The present study was associated with some limitations. First, this was a retrospective study with a relatively small sample size from a single institution. Thus, there may have been a selection bias. Second, there may have been a time bias in the present study. Our study included data from 2012 to 2017. During this period, perioperative care and perioperative adjuvant treatment were improved. Third, in the present study, the incidence of other causes of death was significantly higher in the increased cNLR group than in the decreased cNLR group.

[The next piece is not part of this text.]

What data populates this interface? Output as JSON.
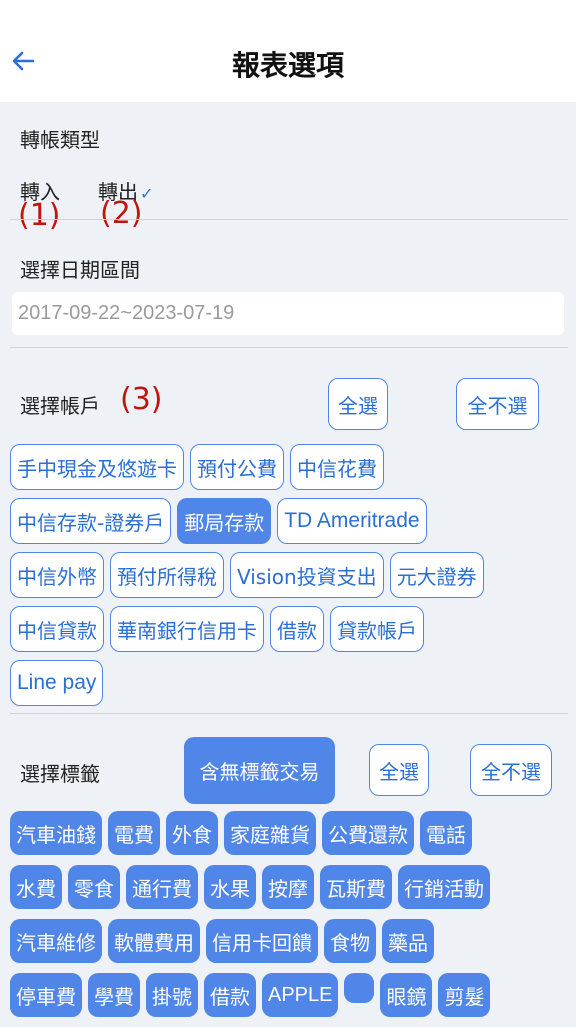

However, the precise mechanism underlying this issue is unclear. Considering these factors, our results need to be validated in another large cohort.

In conclusion, the cNLR is one of the significant risk factors in gastric cancer patients. Our results suggested that the changes of inflammation status during perioperative periods might be a promising prognostic factor for gastrointestinal cancer patients.